While individuals who are suffering from bipolar may appear to “come out” of their depressive episodes with greater ease, that does not mean the condition is necessarily easier to deal with. Instances of mania can have lasting consequences, some of which are very difficult to reverse or undo.
In addition to having many symptoms in common, the potential causes of bipolar disorder and depression will often significantly overlap:
Substance abuse may not always be the direct cause of a mental health condition, but it will exacerbate most mental health conditions, including both bipolar disorder and depression. In order to address the complex relationship between these conditions and other mental health issues, many top adolescent residential treatment centers for depression and bipolar will engage in a comprehensive practice known as dual diagnosis.

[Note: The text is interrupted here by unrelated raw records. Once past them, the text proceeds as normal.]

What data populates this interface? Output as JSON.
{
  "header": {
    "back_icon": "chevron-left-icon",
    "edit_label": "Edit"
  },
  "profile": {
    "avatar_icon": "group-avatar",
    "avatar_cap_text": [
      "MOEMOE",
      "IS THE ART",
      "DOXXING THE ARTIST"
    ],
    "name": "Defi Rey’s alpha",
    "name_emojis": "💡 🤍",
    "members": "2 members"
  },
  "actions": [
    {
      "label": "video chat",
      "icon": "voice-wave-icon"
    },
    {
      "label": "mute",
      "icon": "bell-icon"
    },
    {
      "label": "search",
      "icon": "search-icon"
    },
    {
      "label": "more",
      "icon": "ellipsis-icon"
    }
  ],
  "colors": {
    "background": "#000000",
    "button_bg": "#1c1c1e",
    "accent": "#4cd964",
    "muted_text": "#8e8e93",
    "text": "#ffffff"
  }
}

Conditions such as cancer and diabetes are frequently referred to as “binary” conditions. While both of these conditions have varying degrees of intensity, a physician will be able to definitively tell you that you either have the disease or you do not. Bipolar disorder and depression, on the other hand, are often referred to as “spectrum” conditions. There is no clear line where a person can be deemed definitively depressed or bipolar; instead, the existence of these conditions take place upon a complicated spectrum, where the lines can be quite arbitrary.
Because bipolar disorder and depression exist along a spectrum, it is quite possible for one condition to eventually “evolve” into another. An individual may initially be diagnosed with having a major depressive disorder, but once they begin experiencing manic episodes, it may be time for a new diagnosis. Similarly, it is also possible to initially be diagnosed with bipolar disorder and eventually have that diagnosis “reduced” to depression once the manic episodes have subsided.
Because bipolar disorder and depression are both conditions existing upon a spectrum, there will be a wide variety of different treatment options available. There are an ample amount of medications designed to treat both conditions (some medications may be able to treat both). For individuals who are in need of more intensive forms of treatment, receiving a customized treatment plan at a depression rehab may be necessary.
These are just a few of the treatment options that are well within your reach. If your teen has never received any type of professional treatment in the past, it may be best, to begin with, an individual therapy session and work your way up from there. Regardless, receiving an accurate diagnosis will be absolutely critical.
Bipolar disorder and major depressive disorder are both very common in the United States and elsewhere around the world. The main difference between these conditions is that individuals suffering from bipolar disorder will experience depressive episodes in addition to occasional manic episodes. By making an effort to understand these essential differences, you can help connect your teen with the mental health treatment plan they need.